3 luglio 2025 – Notiziario Africa

Scritto da in data Luglio 3, 2025

  • Mali sotto assedio, attacchi jihadisti coordinati nel Sahel
  • Oro e potere in Africa occidentale, la nuova corsa tra giunte militari e interessi stranieri
  • Accordo fragile tra Congo e Ruanda: pace negoziata tra guerre e sfruttamento minerario
  • L’Africa che riscopre la sua voce: architettura panafricana e memorie sonore dalla Prima Guerra Mondiale

Questo e molto altro nel notiziario Africa a cura di Elena L. Pasquini

“Colonialismo e imperialismo non hanno ripagato il loro debito dopo che si sono ritirati dai nostri territori”, scriveva Frantz Fanon, nel 1961, nel suo libro “I dannati della terra”.

L’Europa, diceva, è stata costruita con la ricchezza del “terzo mondo”. A leggere Fanon, oggi, non sembrano trascorsi oltre sessant’anni. Il colonialismo non ha ripagato il suo debito, per quella ricchezza ancora si muore, e nuovi e vecchi imperi si danno battaglia su terre che non sono loro.

Ed attraverso quella storia, ancora, leggiamo il presente.

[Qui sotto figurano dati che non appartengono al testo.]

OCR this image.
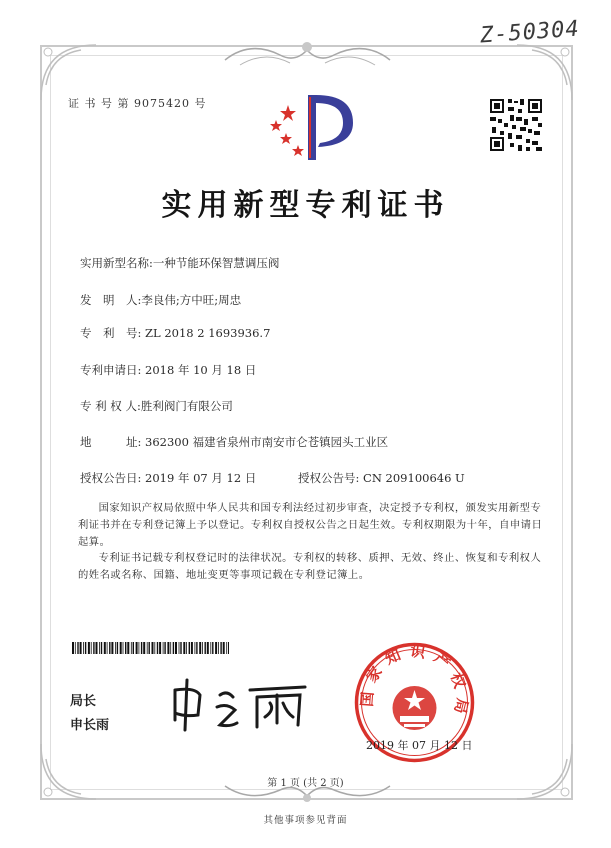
Z-50304
证 书 号 第 9075420 号
实用新型专利证书
实用新型名称:一种节能环保智慧调压阀
发　明　人:李良伟;方中旺;周忠
专　利　号: ZL 2018 2 1693936.7
专利申请日: 2018 年 10 月 18 日
专 利 权 人:胜利阀门有限公司
地　　　址: 362300 福建省泉州市南安市仑苍镇园头工业区
授权公告日: 2019 年 07 月 12 日	授权公告号: CN 209100646 U
国家知识产权局依照中华人民共和国专利法经过初步审查，决定授予专利权，颁发实用新型专利证书并在专利登记簿上予以登记。专利权自授权公告之日起生效。专利权期限为十年，自申请日起算。
专利证书记载专利权登记时的法律状况。专利权的转移、质押、无效、终止、恢复和专利权人的姓名或名称、国籍、地址变更等事项记载在专利登记簿上。
局长
申长雨
国家知识产权局
2019 年 07 月 12 日
第 1 页 (共 2 页)
其他事项参见背面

Partiamo da qui, dalle ricchezze dell’Africa, dal Sahel e dal suo oro, dove l’Europa ha un nuovo rivale, la Russia.

Andremo poi nella Repubblica democratica del Congo tra le ombre di un fragile accordo di pace, quindi faremo un balzo nel passato, tra le voci dell’Africa che combatteva la Prima guerra mondiale in nome dell’Europa, e poi, nel futuro, a Nairobi, dove si terrà la prima Biennale panafricana d’architettura, che vuole sfidare gli stereotipi figli di quel passato.

Oggi, giovedì, 3 luglio 2025.

Mali

È iniziato tutto all’alba, intorno alle 4 di martedì, ed andato avanti per buona parte della mattina.

Sette attacchi simultanei, in sette città del Mali. “Attacchi coordinati”, secondo lo Stato Maggiore dell’Esercito. Un’operazione senza precedenti del Gruppo di Sostegno all’Islam e ai Musulmani (JNIM), gruppo di matrice islamista legato ad al-Qaeda.

Jnim ha rivendicato gli attentati, dichiarando di aver preso il controllo di tre caserme e diverse postazioni militari, colpite in particolare nel Sud del Paese, nelle città di Kayes, Nioro du Sahel e Niono, al confine con Senegal e Mauritania.

Un’operazione che è ormai diventata una prassi del gruppo, capace di condurre attacchi su più fronti, ma “questa è la prima volta che importanti città e posti di frontiera vengono presi di mira simultaneamente in questa vasta area del Mali meridionale.

La capacità d’azione dei gruppi jihadisti continua quindi a espandersi, minacciando sempre più i vicini Senegal e Mauritania”, spiega Radio France Internationale.

Secondo le forze armate maliane, almeno 80 terroristi sarebbero stati uccisi. Decine i soldati, invece, secondo Jnim. Sulle cifre, però, restano molte ombre, come spiega l’analisi di RFI. France 24 riporta che i jihadisti avrebbero preso in ostaggio tre cittadini indiani e un cinese.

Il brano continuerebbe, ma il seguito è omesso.